Una hélice que tritura restos de papel para volver a hacer papel, tiene un final sangriento; un mellizo que mató a su hermano en un accidente laboral; los jóvenes ingresantes que lloran “por un dedito menos”, entre otros, son poemas con algo del humor cáustico de Tarantino. “En toda esa serie de poemas habla el padre de ese sujeto poético que, a modo del ventrílocuo, va adoptando las diferentes voces de la conversación familiar a lo largo del libro.
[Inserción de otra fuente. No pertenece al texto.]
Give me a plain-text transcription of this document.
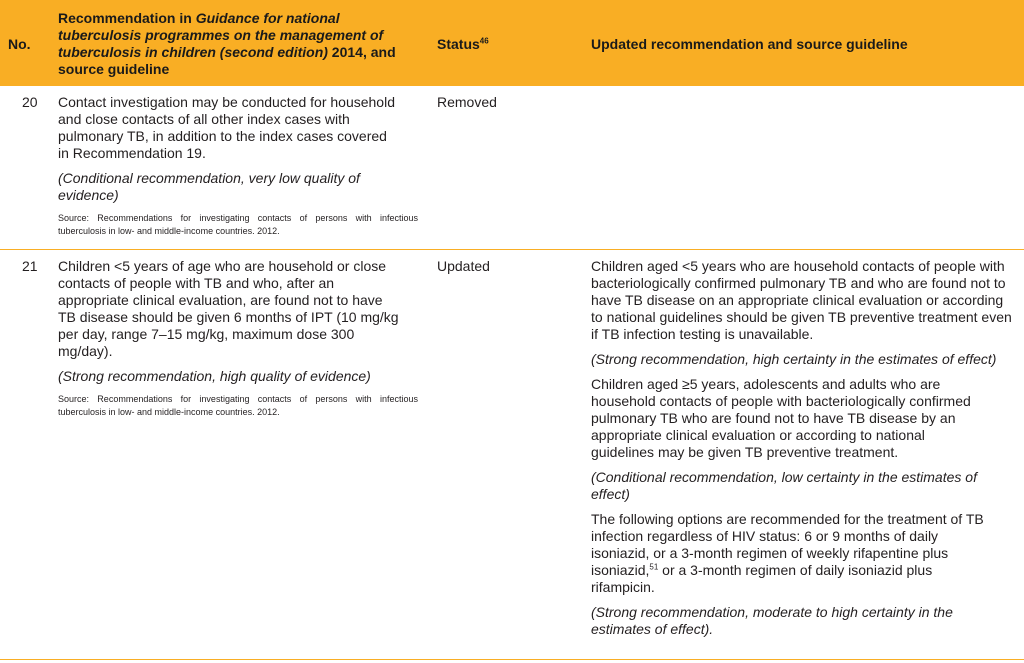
No.
Recommendation in Guidance for national tuberculosis programmes on the management of tuberculosis in children (second edition) 2014, and source guideline
Status$^{46}$	Updated recommendation and source guideline
20 Contact investigation may be conducted for household and close contacts of all other index cases with pulmonary TB, in addition to the index cases covered in Recommendation 19.

(Conditional recommendation, very low quality of evidence)

Source: Recommendations for investigating contacts of persons with infectious tuberculosis in low- and middle-income countries. 2012.

Removed
21 Children <5 years of age who are household or close contacts of people with TB and who, after an appropriate clinical evaluation, are found not to have TB disease should be given 6 months of IPT (10 mg/kg per day, range 7–15 mg/kg, maximum dose 300 mg/day).

(Strong recommendation, high quality of evidence)

Source: Recommendations for investigating contacts of persons with infectious tuberculosis in low- and middle-income countries. 2012.

Updated	Children aged <5 years who are household contacts of people with bacteriologically confirmed pulmonary TB and who are found not to have TB disease on an appropriate clinical evaluation or according to national guidelines should be given TB preventive treatment even if TB infection testing is unavailable.

(Strong recommendation, high certainty in the estimates of effect)

Children aged ≥5 years, adolescents and adults who are household contacts of people with bacteriologically confirmed pulmonary TB who are found not to have TB disease by an appropriate clinical evaluation or according to national guidelines may be given TB preventive treatment.

(Conditional recommendation, low certainty in the estimates of effect)

The following options are recommended for the treatment of TB infection regardless of HIV status: 6 or 9 months of daily isoniazid, or a 3-month regimen of weekly rifapentine plus isoniazid,$^{51}$ or a 3-month regimen of daily isoniazid plus rifampicin.

(Strong recommendation, moderate to high certainty in the estimates of effect).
Supongo que cierta desafección en el discurso del obrero respecto a lo que sucede en su ámbito de trabajo –esa “dureza”–, al tratar cosas tan tremendas, provoca ese efecto. No los escribí pensando en darles un tono humorístico, pero felizmente lo tienen y lo descubrí después de escritos”.
En el poema “Qué hacer”, Berneri planteó la famosa disyuntiva: si viajar y estudiar para “cumplir el sueño de movilidad social ascendente” o trabajar de químico, papelero, portuario o aceitero. En su caso, planteó: “El discurso paterno sobre la fábrica y el trabajo, ha de haber obrado lo suyo, porque creo que nunca consideré trabajar en la fábrica. Estudié primero diseño gráfico y enseguida dejé por Letras. Desde la adolescencia temprano me gustaron los libros y las computadoras, así que sabía que quería hacer algo que tuviera que ver con alguna de esas dos cosas: sentado en un escritorio. Empecé Letras en la UNR y acabé estudiando el profesorado en el Olga Cossettini, para recibirme más rápido y trabajar (la fatalidad proletaria: supongo que es un camino común en las familias de procedencia obrera). Después volví a la UNR para hacer la Maestría en Literatura Argentina y ahora dicen los papeles que estoy haciendo el doctorado (sobre la obra de Elvio Gandolfo), aunque no avanzo con eso desde hace un par de años”.